Martin Luther King und Reinhold Niebuhr. Eine mögliche intellektuelle Nähe


Martin Luther King, der Held des Emanzipationskampfes der Schwarzen in Amerika, setzte sich in einer entscheidenden Phase seines Werdegangs mit Reinhold Niebuhr auseinander, dem Hauptvertreter des liberalen politischen Realismus. Trotz ihrer unterschiedlichen Position beeinflussten sie sich gegenseitig.


von Gianni Dessì


Martin Luther King bei seiner berühmten Ansprache „I have a dream“ (Washington, 28. August 1963). [© Associated Press/LaPresse]

Martin Luther King bei seiner berühmten Ansprache „I have a dream“ (Washington, 28. August 1963). [© Associated Press/LaPresse]

Im April 1952 schrieb Martin Luther King, damals knappe 23, für ein Seminar bei seinem Dozenten für Systematische Theologie an der Universität Boston einige Gedanken zur Theologie Reinhold Niebuhrs nieder. Gedanken, die im Mai 1953 unter dem Titel Reinhold Niebuhr’s Ethical Dualism zusammengefasst wurden und die Grundlage für einen im Juni 19541 gehaltenen Vortrag bildeten: The Theology of R. Niebuhr.
Im September 1958 erläuterte King in einem Artikel (An encounter with Niebuhr), der in dem Buch Stride Toward Freedom veröffentlicht werden sollte, warum er sich vom Denken dieses Theologen angezogen fühlte2, der um soviel älter war als er selbst.
Auch von April 1952 bis Juni 1954 befasste sich King, damals ein junger Theologiestudent, intensiv mit Niebuhr – ebenso wie im Jahr 1958.
Martin Luther King kämpfte für die Emanzipation der Schwarzen in Amerika und legte in seiner weltberühmten Rede I have a dream vom 28. August 1963 in Washington seinen Traum von einer vollkommenen Harmonie unter den Rassen dar.
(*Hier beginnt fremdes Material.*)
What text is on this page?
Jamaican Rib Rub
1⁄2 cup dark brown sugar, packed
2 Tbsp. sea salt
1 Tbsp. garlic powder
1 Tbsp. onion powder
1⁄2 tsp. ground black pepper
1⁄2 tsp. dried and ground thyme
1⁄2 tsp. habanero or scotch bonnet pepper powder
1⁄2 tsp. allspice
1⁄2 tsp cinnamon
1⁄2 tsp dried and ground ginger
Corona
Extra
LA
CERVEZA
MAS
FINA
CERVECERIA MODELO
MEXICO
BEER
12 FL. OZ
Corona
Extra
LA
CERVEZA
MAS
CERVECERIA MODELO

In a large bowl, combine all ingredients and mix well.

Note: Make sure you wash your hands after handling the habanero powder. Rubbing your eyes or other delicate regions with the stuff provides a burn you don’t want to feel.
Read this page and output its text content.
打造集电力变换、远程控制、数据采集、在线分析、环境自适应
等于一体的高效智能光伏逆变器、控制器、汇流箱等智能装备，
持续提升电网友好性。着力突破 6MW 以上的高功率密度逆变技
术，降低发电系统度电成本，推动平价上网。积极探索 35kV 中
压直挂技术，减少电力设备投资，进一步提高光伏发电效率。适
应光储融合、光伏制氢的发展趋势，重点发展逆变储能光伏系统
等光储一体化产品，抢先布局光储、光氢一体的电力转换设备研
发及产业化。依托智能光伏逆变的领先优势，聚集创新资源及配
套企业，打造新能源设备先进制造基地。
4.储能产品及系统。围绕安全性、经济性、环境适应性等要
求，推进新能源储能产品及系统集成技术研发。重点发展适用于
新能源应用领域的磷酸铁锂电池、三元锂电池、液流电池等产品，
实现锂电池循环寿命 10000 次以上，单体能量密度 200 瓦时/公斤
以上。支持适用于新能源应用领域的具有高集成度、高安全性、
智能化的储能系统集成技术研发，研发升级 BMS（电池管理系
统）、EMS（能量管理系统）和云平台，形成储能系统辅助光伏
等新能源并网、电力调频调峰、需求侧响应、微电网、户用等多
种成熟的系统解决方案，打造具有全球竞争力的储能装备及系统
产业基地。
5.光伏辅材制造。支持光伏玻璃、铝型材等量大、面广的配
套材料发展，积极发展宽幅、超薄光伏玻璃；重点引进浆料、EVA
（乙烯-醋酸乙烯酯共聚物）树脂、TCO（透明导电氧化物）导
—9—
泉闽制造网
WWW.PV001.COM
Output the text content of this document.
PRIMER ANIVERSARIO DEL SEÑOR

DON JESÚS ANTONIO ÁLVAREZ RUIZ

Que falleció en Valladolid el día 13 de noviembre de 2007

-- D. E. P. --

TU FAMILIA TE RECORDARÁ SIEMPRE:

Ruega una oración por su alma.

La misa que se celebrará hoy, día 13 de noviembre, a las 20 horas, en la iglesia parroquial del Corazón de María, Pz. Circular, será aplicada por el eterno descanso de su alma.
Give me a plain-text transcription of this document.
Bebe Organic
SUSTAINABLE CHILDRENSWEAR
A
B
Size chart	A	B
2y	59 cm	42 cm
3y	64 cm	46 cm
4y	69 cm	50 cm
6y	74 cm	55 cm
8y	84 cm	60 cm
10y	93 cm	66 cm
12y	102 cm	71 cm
Dass gerade er sich in einer entscheidenden Periode seines Werdegangs mit Niebuhr auseinandersetzte, einem der herausragendsten Verfechter des liberalen politischen Realismus, mag heute merkwürdig erscheinen. In Wahrheit war es im Amerika der 1950er Jahre jedoch vollkommen normal, dass sich ein junger Theologiestudent mit Niebuhr befasste.
Im März 1948 zierte Niebuhr das Titelblatt der Time: in dem dazugehörigen Artikel, Faith for a Lenten Age, wurde er als unbequemer Zeitgenosse dargestellt, der „mit jeder Faser seines Seins: Nein“ sagte zum „leichten Gewissen und leichten Optimismus des Protestantismus“3.
Niebuhr befand sich auf dem Höhepunkt seiner Popularität: er schien die Antwort zu haben auf die schwierige Situation der Ungewissheit, in der sich das amerikanische Volk nach dem Zweiten Weltkrieg befand. Der Bruch des Bündnisses mit Russland, die Angst vor den katastrophalen Folgen eines Atomkrieges hatten ein Klima geschaffen, das im Gegensatz stand zum Optimismus des liberalen Protestantismus und das – zumindest für Niebuhr – die Frage aufwarf, wie stark die religiösen Werte in der amerikanischen Kultur der 1950er Jahre verwurzelt waren4. In besagtem Time-Artikel wird Niebuhrs Glaube als ein Glaube definiert, der „eindeutig nichts ist für schwache Geister, sondern für eine Jahreszeit der Prüfung“5.
Es ist also wenig verwunderlich, dass King damals so sehr an Niebuhr interessiert war: wenn man sich ansieht, mit welchen Themen sich diese beiden großen amerikanischen Denker des 20. Jahrhunderts befassten, kann man – wie schon Enrico Beltramini6 herausstellte – sehen, dass es keine klare Trennung zwischen dem Realisten Niebuhr und dem Träumer King geben kann.
Es ist aber unleugbar, dass es zwischen den beiden auch gewisse Unterschiede gab, obwohl sie sich in ihrer Beurteilung der damaligen amerikanischen Gesellschaft und Religiosität einig waren. Diese Unterschiede waren vor allem auf den jeweiligen persönlichen Hintergrund und gewisse theoretische Positionen zurückzuführen.
All das tat einem möglichen Austausch jedoch keinen Abbruch, weshalb man auch sagen kann, dass Niebuhr einen gewissen Einfluss auf King hatte, und vielleicht auch umgekehrt.
Reinhold Niebuhr bei einer Vorlesung am Union Theological Seminary 
von New York (1952). [© Getty images/Laura Ronchi]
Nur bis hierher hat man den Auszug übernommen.